Korean Vampire Facelift 2026: PRP + HA Filler Combination Therapy in Gangnam

What the "vampire facelift" actually is

The name is theatrical. The procedure is straightforward: hyaluronic acid filler is injected first to restore lost facial volume and lift sagging contours, then platelet-rich plasma (PRP) — drawn from the patient's own blood and centrifuged — is injected into the same areas to stimulate collagen and elastin production.

The combination targets two different aging mechanisms simultaneously. Filler addresses immediate volume loss. PRP addresses the slower process of collagen depletion that causes the volume to be lost in the first place.

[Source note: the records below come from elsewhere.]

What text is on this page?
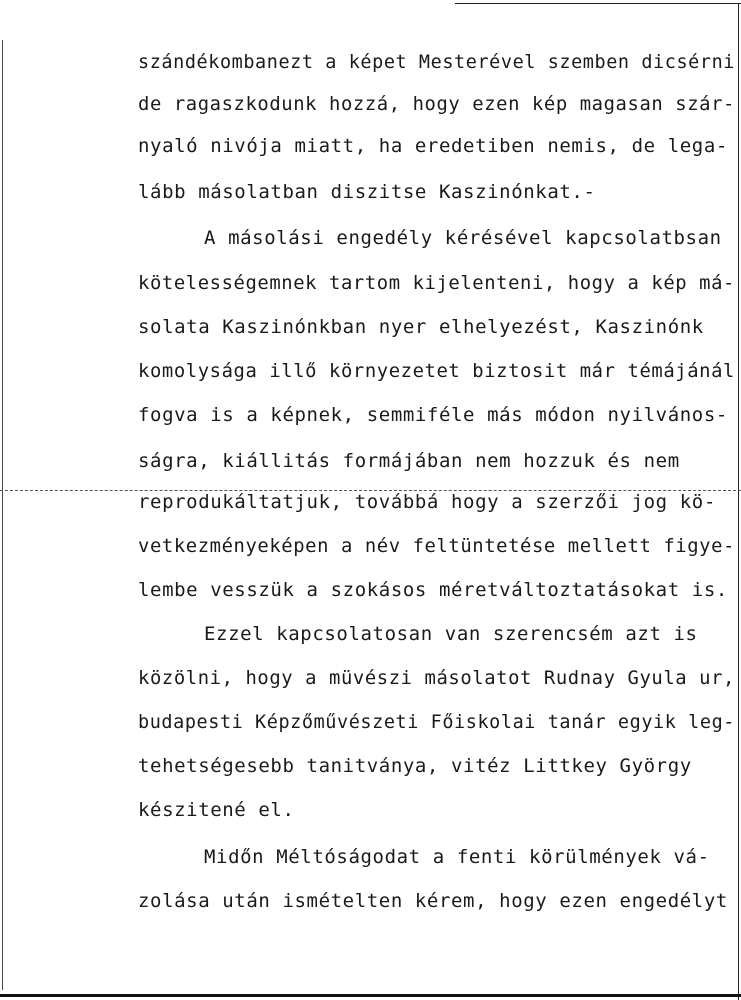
szándékombanezt a képet Mesterével szemben dicsérni
de ragaszkodunk hozzá, hogy ezen kép magasan szár-
nyaló nivója miatt, ha eredetiben nemis, de lega-
lább másolatban diszitse Kaszinónkat.-
A másolási engedély kérésével kapcsolatbsan
kötelességemnek tartom kijelenteni, hogy a kép má-
solata Kaszinónkban nyer elhelyezést, Kaszinónk
komolysága illő környezetet biztosit már témájánál
fogva is a képnek, semmiféle más módon nyilvános-
ságra, kiállitás formájában nem hozzuk és nem
reprodukáltatjuk, továbbá hogy a szerzői jog kö-
vetkezményeképen a név feltüntetése mellett figye-
lembe vesszük a szokásos méretváltoztatásokat is.
Ezzel kapcsolatosan van szerencsém azt is
közölni, hogy a müvészi másolatot Rudnay Gyula ur,
budapesti Képzőművészeti Főiskolai tanár egyik leg-
tehetségesebb tanitványa, vitéz Littkey György
készitené el.
Midőn Méltóságodat a fenti körülmények vá-
zolása után ismételten kérem, hogy ezen engedélyt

The Korean clinic protocol in 2026

  1. Blood draw: 10–20 mL of patient's blood, similar to a standard lab test
  2. Centrifugation: 8–10 minutes to separate plasma layer with concentrated platelets
  3. Topical numbing: 20–30 minutes
  4. HA filler injection: targeting cheeks, nasolabial folds, marionette lines, jawline, tear troughs as needed
  5. PRP injection or microneedling delivery: spread across the entire face, sometimes neck
  6. Total chair time: 60–90 minutes

Where Korean clinics differ from Western protocols

Korean aesthetic medicine in 2026 typically uses:

  • Lower-density HA fillers placed in supraperiosteal layer (deep) for natural lift
  • Cannulas instead of needles for filler placement, reducing bruising
  • Higher PRP concentration (often "double-spin" technique)
  • PRP combined with microneedling for face/neck rather than direct injection alone
  • Sometimes adding exosome therapy as a third layer at premium clinics

Cost in Gangnam (2026)

  • Single area filler + PRP: ₩600,000–1,200,000 ($450–900)
  • Full-face combo (multiple filler areas + PRP): ₩1,800,000–3,500,000 ($1,400–2,650)
  • Premium with exosome layer: ₩3,500,000–5,000,000 ($2,650–3,800)
  • International patient packages including consultation and aftercare: 15–25% premium

Recovery realities

  • Immediate: visible filler results, mild redness, possible bruising at injection sites
  • Day 1–3: peak swelling, social downtime ideal during this window
  • Day 4–7: most swelling resolved, makeup-coverable bruising
  • Week 2–4: filler settles to natural shape
  • Month 2–3: PRP collagen response becomes visible (subtle skin quality improvement)
  • Month 6–9: maximal cumulative result
  • Month 12–18: filler degrades, top-up needed

Who is this best for?

Patients with mild-to-moderate volume loss and skin quality concerns simultaneously. Often patients in their 40s–50s who want a refresh without surgical commitment. Not appropriate for severe sagging (better candidates for facelift surgery) or pure volume issues (filler alone is more cost-effective).

Risks to know

  • Vascular events from filler (very rare with experienced injectors using cannulas)
  • Bruising lasting 7–14 days in some patients
  • PRP underwhelming — clinical evidence varies, response is patient-dependent
  • Asymmetry requiring touch-up
  • Tyndall effect with poorly-placed superficial filler (bluish discoloration)

Honest framing

The "vampire" branding oversells what is essentially a competent multi-layered injection treatment. Filler does most of the visible work; PRP contributes a slower, subtler quality improvement. If your budget is limited, single-modality filler usually delivers more visible result per dollar than the combo. The combination makes most sense at the medium-high price point where total skin quality matters as much as volume restoration.